The physical appearance of the people changed over time as well, but was so gradual there was no cause for alarm. Scalp and facial hair grew thicker, as did the hair covering their bodies. Three centuries later, their musculature grew, producing broader shoulders and wider chests. Their skin became tough and leathery. Fingernails grew thick and their teeth widened. With the next millennium their hands and feet grew to three times their size, and the shape of their craniums became more oblong. As extreme as this change may sound in one paragraph, given the people of the Cascades very closely resembled our physical appearance today, there were no photographs back then. Therefore, there was no tool for comparison. So the people who now resembled the early primate species Australopithecus Afarensis, would’ve had no idea of what their ancestors had looked like over one thousand years prior. And even if they did, they still would not have attributed the drastic physical changes to something they ate, enjoyed, and thrived on.
As time went on, documented encounters between these people and other groups that had ventured into their regions have been few and far between. They are highly evasive people, most likely due to their uncertainty of other humans who look much differently than they do. Their survival doesn’t require interaction with those outside of their communities. They have no desire to explore further than the confines of the heavily-wooded forests in which they feel safe. Evidence suggests their diet consists mostly of fish, small game, and of course, the staple of their existence - the Puget root, as it was named thousands of years later.

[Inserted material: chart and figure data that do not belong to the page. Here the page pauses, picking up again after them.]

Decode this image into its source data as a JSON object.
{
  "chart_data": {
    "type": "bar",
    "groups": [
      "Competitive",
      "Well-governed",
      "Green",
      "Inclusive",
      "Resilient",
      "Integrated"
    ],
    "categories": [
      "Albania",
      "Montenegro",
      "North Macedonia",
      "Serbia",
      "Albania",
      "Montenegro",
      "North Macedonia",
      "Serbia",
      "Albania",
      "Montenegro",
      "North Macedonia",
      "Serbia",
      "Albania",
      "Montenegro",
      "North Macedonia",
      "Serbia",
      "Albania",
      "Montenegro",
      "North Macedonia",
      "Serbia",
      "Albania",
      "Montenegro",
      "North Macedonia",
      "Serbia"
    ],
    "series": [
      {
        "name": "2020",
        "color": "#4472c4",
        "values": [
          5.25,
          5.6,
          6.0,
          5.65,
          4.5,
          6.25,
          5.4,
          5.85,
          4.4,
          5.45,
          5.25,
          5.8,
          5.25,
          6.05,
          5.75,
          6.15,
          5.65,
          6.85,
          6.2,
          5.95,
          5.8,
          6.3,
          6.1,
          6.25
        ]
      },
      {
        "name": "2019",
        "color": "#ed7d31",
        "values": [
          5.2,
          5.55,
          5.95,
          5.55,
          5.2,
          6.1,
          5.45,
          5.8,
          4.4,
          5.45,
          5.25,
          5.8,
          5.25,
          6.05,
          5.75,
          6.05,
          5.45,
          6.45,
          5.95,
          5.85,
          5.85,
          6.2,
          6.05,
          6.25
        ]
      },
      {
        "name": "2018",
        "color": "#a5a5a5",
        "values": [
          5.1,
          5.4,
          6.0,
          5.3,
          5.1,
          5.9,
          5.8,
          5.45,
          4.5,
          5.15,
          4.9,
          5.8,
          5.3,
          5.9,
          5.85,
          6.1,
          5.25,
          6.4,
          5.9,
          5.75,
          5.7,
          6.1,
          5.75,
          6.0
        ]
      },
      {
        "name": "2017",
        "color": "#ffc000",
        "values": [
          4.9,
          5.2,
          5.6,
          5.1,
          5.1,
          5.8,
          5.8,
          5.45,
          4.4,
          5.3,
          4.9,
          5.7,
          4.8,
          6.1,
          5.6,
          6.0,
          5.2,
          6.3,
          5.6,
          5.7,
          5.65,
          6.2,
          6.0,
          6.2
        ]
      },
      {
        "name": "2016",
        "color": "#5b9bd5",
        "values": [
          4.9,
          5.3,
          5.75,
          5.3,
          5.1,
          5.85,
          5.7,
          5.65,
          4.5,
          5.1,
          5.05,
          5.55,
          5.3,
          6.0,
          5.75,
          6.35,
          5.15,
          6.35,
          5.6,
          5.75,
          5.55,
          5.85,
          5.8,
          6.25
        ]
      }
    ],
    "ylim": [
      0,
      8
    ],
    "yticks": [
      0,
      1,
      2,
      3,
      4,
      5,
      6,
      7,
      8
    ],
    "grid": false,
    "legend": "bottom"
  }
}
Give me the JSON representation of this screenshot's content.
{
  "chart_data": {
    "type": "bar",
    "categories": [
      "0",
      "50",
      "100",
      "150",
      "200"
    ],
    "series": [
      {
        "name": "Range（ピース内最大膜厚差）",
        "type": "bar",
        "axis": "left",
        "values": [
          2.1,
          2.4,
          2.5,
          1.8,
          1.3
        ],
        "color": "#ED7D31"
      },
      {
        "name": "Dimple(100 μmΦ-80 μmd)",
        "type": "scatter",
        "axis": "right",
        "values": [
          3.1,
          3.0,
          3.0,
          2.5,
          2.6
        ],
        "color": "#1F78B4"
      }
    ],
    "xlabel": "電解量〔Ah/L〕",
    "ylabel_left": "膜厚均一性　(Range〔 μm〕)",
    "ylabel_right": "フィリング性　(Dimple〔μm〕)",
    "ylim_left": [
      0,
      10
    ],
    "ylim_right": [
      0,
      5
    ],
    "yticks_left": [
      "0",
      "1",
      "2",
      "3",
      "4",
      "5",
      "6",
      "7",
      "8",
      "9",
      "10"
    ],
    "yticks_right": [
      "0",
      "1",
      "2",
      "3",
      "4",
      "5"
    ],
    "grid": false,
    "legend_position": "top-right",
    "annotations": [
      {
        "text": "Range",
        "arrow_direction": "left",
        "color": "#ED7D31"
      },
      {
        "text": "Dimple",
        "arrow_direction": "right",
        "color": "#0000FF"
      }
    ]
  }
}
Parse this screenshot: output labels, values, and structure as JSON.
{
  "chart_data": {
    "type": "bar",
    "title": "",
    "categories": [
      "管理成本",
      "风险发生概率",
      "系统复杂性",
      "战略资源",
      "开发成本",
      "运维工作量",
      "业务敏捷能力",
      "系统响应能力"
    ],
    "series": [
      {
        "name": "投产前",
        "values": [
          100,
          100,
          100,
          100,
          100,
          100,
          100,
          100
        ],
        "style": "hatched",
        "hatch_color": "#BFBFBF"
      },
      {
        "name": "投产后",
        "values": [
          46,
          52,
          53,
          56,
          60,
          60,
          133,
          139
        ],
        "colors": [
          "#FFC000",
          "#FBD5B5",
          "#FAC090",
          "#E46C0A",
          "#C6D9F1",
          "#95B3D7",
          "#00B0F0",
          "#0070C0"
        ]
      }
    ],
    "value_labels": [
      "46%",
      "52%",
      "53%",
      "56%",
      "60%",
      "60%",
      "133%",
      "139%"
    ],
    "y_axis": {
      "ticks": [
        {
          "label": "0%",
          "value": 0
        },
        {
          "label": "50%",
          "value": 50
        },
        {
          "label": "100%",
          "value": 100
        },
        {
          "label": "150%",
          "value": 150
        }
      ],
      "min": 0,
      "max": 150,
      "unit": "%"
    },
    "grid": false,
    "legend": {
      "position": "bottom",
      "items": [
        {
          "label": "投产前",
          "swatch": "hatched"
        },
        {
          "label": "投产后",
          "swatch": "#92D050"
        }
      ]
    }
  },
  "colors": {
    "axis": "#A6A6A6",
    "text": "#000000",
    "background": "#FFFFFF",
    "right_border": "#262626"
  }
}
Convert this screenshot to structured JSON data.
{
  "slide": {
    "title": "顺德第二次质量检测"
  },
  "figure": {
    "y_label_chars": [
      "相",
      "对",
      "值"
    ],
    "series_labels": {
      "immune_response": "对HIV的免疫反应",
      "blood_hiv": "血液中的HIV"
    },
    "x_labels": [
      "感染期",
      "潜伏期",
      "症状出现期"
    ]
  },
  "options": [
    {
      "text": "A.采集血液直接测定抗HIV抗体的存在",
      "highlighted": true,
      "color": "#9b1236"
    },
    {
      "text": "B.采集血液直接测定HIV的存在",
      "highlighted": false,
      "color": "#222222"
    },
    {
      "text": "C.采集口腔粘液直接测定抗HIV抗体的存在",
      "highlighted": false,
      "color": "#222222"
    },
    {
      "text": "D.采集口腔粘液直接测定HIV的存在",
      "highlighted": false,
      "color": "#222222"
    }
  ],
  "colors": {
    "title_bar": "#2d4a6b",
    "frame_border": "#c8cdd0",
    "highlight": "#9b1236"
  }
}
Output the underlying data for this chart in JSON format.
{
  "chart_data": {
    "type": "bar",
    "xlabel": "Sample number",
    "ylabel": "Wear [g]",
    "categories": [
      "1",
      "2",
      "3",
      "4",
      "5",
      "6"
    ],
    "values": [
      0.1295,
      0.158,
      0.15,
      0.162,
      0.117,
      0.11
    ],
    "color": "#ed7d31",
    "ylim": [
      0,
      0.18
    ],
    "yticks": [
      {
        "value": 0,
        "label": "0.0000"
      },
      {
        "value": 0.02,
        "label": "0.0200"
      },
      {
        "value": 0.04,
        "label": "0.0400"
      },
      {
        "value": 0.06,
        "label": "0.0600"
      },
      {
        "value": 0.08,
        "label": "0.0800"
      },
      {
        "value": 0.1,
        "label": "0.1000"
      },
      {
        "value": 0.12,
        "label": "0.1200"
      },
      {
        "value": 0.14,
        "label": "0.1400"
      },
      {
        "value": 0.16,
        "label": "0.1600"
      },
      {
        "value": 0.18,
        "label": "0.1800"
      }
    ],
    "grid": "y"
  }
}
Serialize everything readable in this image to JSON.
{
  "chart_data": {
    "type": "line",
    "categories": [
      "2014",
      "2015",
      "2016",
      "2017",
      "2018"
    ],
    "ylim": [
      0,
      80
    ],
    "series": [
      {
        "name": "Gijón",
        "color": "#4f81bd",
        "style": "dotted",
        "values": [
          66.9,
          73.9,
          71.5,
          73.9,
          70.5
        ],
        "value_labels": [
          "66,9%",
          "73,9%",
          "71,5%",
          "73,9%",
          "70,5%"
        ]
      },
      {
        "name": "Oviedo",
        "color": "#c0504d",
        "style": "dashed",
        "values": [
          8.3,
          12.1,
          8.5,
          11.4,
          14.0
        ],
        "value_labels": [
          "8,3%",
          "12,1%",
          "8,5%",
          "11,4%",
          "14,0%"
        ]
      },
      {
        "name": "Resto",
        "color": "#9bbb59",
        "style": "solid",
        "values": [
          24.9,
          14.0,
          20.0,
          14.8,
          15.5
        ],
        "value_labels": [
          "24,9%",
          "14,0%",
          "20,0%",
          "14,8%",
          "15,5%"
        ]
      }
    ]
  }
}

Modern-day sightings of these people, while still sparse, have been documented over a wide area of North America, especially across the northern tier. Though this particular group of people are not widely nomadic, those that have traveled further into the interior of the continent would only have done so with a specific purpose. Perhaps they had exhausted their crop of Puget root, and sought it out elsewhere. How they live, exactly, is still unknown. Some theorists believe they live in a subterranean network of caves, while others believe they live above ground, in the thickest parts of the forests so deep in, where no one else would ever have reason to venture.
There are many questions about the root itself. What are its properties exactly? Does it contain an enzyme or a protein which causes alterations in the human DNA, affecting such things as testosterone levels and pituitary development? And after the incident at the Lamont estate in 1969, are there individuals who depend on the root for survival? Frederick Lamont had only been exposed to the Puget root for a year and the effects of its consumption subsided once he stopped eating it. He neither craved it nor paid it any more mind afterward. But what of someone whose bloodline has been nourished by the root for thousands and thousands of years? What if the root is a part of them that they can’t live without - be it an addiction or a necessary nutrient for their physical survival?
It is the year 2026 and science is still discovering new species in every corner of the globe, from the deepest ocean trenches to the highest mountain tops. And the deeper we are able to dive and the higher we are able to fly, the more we will yet discover. Where would we as humans be today if Frederick Lamont had continued to pursue the Puget root? What if he had perfected its preparation in 1969 and served it in restaurants all over the world? What would we look like?